Rustler’s Ridge was a guest ranch just outside of Lone Star Ridge. Definitely not a five-star kind of place that his mother would usually haunt. But if Marty had asked her to go, she would have.
Hayes wasn’t positive, but he believed the pair had landed in bed at least once. Then again, Hayes could say that about most women his mother’s age who’d lived in or around the area. However, that was not why Sunshine would have agreed to meet him. Marty still had cachet in the entertainment business, and Sunshine would see this as an opportunity to use that cachet to get something for herself. Plus, she might believe Marty could get her into the weddings since he was, after all, the father of the grooms.

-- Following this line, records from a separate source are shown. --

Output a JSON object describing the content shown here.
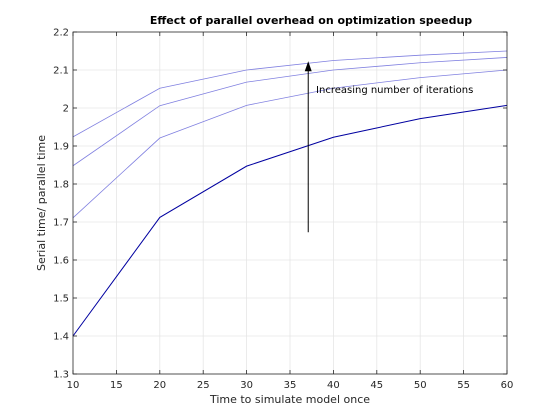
{
  "chart_data": {
    "type": "line",
    "title": "Effect of parallel overhead on optimization speedup",
    "xlabel": "Time to simulate model once",
    "ylabel": "Serial time/ parallel time",
    "xlim": [
      10,
      60
    ],
    "ylim": [
      1.3,
      2.2
    ],
    "xticks": [
      10,
      15,
      20,
      25,
      30,
      35,
      40,
      45,
      50,
      55,
      60
    ],
    "yticks": [
      1.3,
      1.4,
      1.5,
      1.6,
      1.7,
      1.8,
      1.9,
      2.0,
      2.1,
      2.2
    ],
    "ytick_labels": [
      "1.3",
      "1.4",
      "1.5",
      "1.6",
      "1.7",
      "1.8",
      "1.9",
      "2",
      "2.1",
      "2.2"
    ],
    "grid": true,
    "x": [
      10,
      20,
      30,
      40,
      50,
      60
    ],
    "series": [
      {
        "values": [
          1.4,
          1.712,
          1.847,
          1.923,
          1.972,
          2.007
        ],
        "color": "#0000a0"
      },
      {
        "values": [
          1.711,
          1.921,
          2.007,
          2.052,
          2.08,
          2.1
        ],
        "color": "#8080e0"
      },
      {
        "values": [
          1.848,
          2.006,
          2.068,
          2.1,
          2.119,
          2.133
        ],
        "color": "#8080e0"
      },
      {
        "values": [
          1.924,
          2.052,
          2.1,
          2.125,
          2.139,
          2.15
        ],
        "color": "#8080e0"
      }
    ],
    "annotation": {
      "text": "Increasing number of iterations",
      "arrow_x": 37.1,
      "arrow_from": 1.673,
      "arrow_to": 2.123,
      "text_x": 38.0,
      "text_y": 2.04
    }
  }
}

“Marty has a cameraman and reporter from San Antonio with him,” Cait went on as Leyton drove to Rustler’s Ridge. “He told Sunshine that he’s being interviewed for one of the big gossip shows about the weddings, and that there’ll be some money in it for her if she participates in the interview. She jumped at the chance.”
“Of course she did,” Hayes grumbled. Anything that would put her in the limelight. “But I still don’t see how that could lead to an arrest.”
Cait looked back at him before she answered. “Marty will get Sunshine to sign a consent to being recorded, and the reporter will ask some general questions about the weddings. He’ll keep it short as Marty has instructed him to do. When they’re finished, the cameraman will pretend to turn off the camera and will set it down near Marty and Sunshine. The reporter and cameraman will excuse themselves to get something out of their van. Marty will then try to get Sunshine to admit to extortion. Not skirt around it but full out admit it.”